El Chule, ayudado por Beto y el Congo, horadó una noche los dos terrenos con la misma piqueta con la que profanaban los hormigueros. La excavación fue costosa pues sus cuerpos de lagartija comenzaban a inflarse y ya no le resultaba tan sencillo escurrirse por las rendijas más inverosímiles. A fuerza de relevarse en la tarea se salieron con la suya y levantaron la red metálica como hacían con las costras que lucían en las rodillas y en los codos al modo de condecoraciones de la orden del arrabal. Por ese agujero, que finalizadas sus correrías camuflaban igual que expertos militares, accedían al recinto prohibido hasta que una tarde el guarda les descubrió acoplándose de ladrillos. El sobresalto inicial remitió a la luz cabizbaja de una linterna cuando apareció un galgo centenario con el hocico lacrado temeroso acaso de que al abrir las fauces sus contados dientes se desperdigaran por el suelo. El perro se embutía en un pellejo ocre tiznado con trazos expresionistas. Un matojo de canas que crecía entre sus ojos daba fe de una longevidad a la que -vista su cobardía- no iba a renunciar pese a que, desde la penumbra, su patrón le conminaba mediante onomatopeyas indescifrables a devorar a los tres intrusos.
Estos, ya percatados de su insolvencia, empezaron a lanzarle primero chinitas que se estrellaban sordas contra sus definidos costillares para, más tarde, desempolvar la artillería pesada. Los obuses sobrevolaban silbantes sobre su cabeza le obligaron a recular a él y a su instigador quien, por tan mal pagado se tenía, que arriesgarse a recibir una pedrada por defender la propiedad de cuatro baldosas o un puñado de cemento le parecía cosa de majaderos. Con esas retornó a su cubil profiriendo improperios contra el animal que le seguía con la nariz pegada al suelo queriendo abrir con ella un surco en el que enterrar su vergüenza. "No vales pá cosa", le recriminaba, y el bicho callaba otorgando razón a quien le maldecía. En el interior se apretujaban una estufa cilíndrica sobre la que danzaban las castañas en el invierno, una mesa de formica anoréxica y una silla a juegos. Del techo colgaba de un gancho un botijo marcado en la panza con dos iniciales y en la pared, clavado con una escarpia oxidada, un calendario de Explosivos Río Tinto con una foto de dos perdices difuntas y una escopeta con los cañones como prismáticos de búho.
El confesionario era parejo en dimensiones, aunque más austero en la decoración que se reducía a una estampita de la Virgen de la Almudena a quien algún desaprensivo, calificativo que también desconocía, pintó unos bigotes y un parche en uno de los ojos.
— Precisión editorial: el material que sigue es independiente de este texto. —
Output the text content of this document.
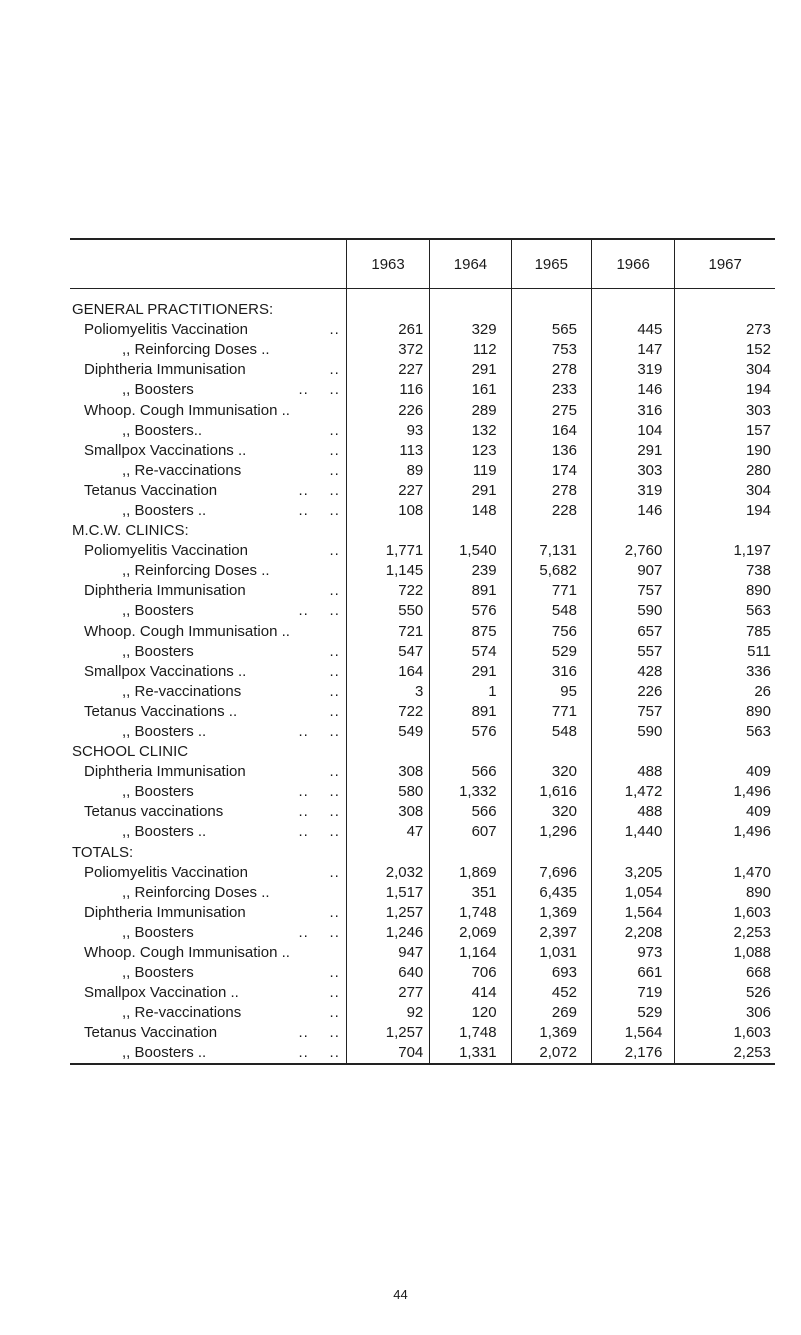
	1963	1964	1965	1966	1967

GENERAL PRACTITIONERS:					
Poliomyelitis Vaccination ..	261	329	565	445	273
,, Reinforcing Doses ..	372	112	753	147	152
Diphtheria Immunisation ..	227	291	278	319	304
,, Boosters ..    ..	116	161	233	146	194
Whoop. Cough Immunisation ..	226	289	275	316	303
,, Boosters.. ..	93	132	164	104	157
Smallpox Vaccinations .. ..	113	123	136	291	190
,, Re-vaccinations ..	89	119	174	303	280
Tetanus Vaccination ..    ..	227	291	278	319	304
,, Boosters .. ..    ..	108	148	228	146	194
M.C.W. CLINICS:					
Poliomyelitis Vaccination ..	1,771	1,540	7,131	2,760	1,197
,, Reinforcing Doses ..	1,145	239	5,682	907	738
Diphtheria Immunisation ..	722	891	771	757	890
,, Boosters ..    ..	550	576	548	590	563
Whoop. Cough Immunisation ..	721	875	756	657	785
,, Boosters ..	547	574	529	557	511
Smallpox Vaccinations .. ..	164	291	316	428	336
,, Re-vaccinations ..	3	1	95	226	26
Tetanus Vaccinations .. ..	722	891	771	757	890
,, Boosters .. ..    ..	549	576	548	590	563
SCHOOL CLINIC					
Diphtheria Immunisation ..	308	566	320	488	409
,, Boosters ..    ..	580	1,332	1,616	1,472	1,496
Tetanus vaccinations ..    ..	308	566	320	488	409
,, Boosters .. ..    ..	47	607	1,296	1,440	1,496
TOTALS:					
Poliomyelitis Vaccination ..	2,032	1,869	7,696	3,205	1,470
,, Reinforcing Doses ..	1,517	351	6,435	1,054	890
Diphtheria Immunisation ..	1,257	1,748	1,369	1,564	1,603
,, Boosters ..    ..	1,246	2,069	2,397	2,208	2,253
Whoop. Cough Immunisation ..	947	1,164	1,031	973	1,088
,, Boosters ..	640	706	693	661	668
Smallpox Vaccination .. ..	277	414	452	719	526
,, Re-vaccinations ..	92	120	269	529	306
Tetanus Vaccination ..    ..	1,257	1,748	1,369	1,564	1,603
,, Boosters .. ..    ..	704	1,331	2,072	2,176	2,253
44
Por lo demás, solo se podía inventariar un taburete y una repisa en la que don Fulgencio, el anterior párroco, colocaba el Rosario y el misal y a veces hasta la dentadura postiza y en la que Vidal, en ocasiones olvidaba unos libros enigmáticos. En uno de los laterales se abrió una ventanilla que se cubrió con una malla verdosa por la que se filtraban los pecados envueltos en alientos ajos y cebollas. Por el otro costado se habilitó una fisura por la que el cura penetraba en ese santuario que, aunque lo dijera el mismísimo Papa, a él le seguía pareciendo una birria. Otra cosa bien distinta hubiera sido meneársela en la iglesia de San Ginés adonde recibió la primera comunión su prima Merche y en la que por nada del mundo se le hubiera pasado por la mente cometer esa fechoría. Pero aquello eran palabras mayores. Nada más entrar se convenció de que si Dios habitaba en todas las partes solo se explicaba porque, además de bueno, andaba algo chaveta por bajarse hasta su barrio a pasar frío y calamidades poseyendo una casa a todo lujo.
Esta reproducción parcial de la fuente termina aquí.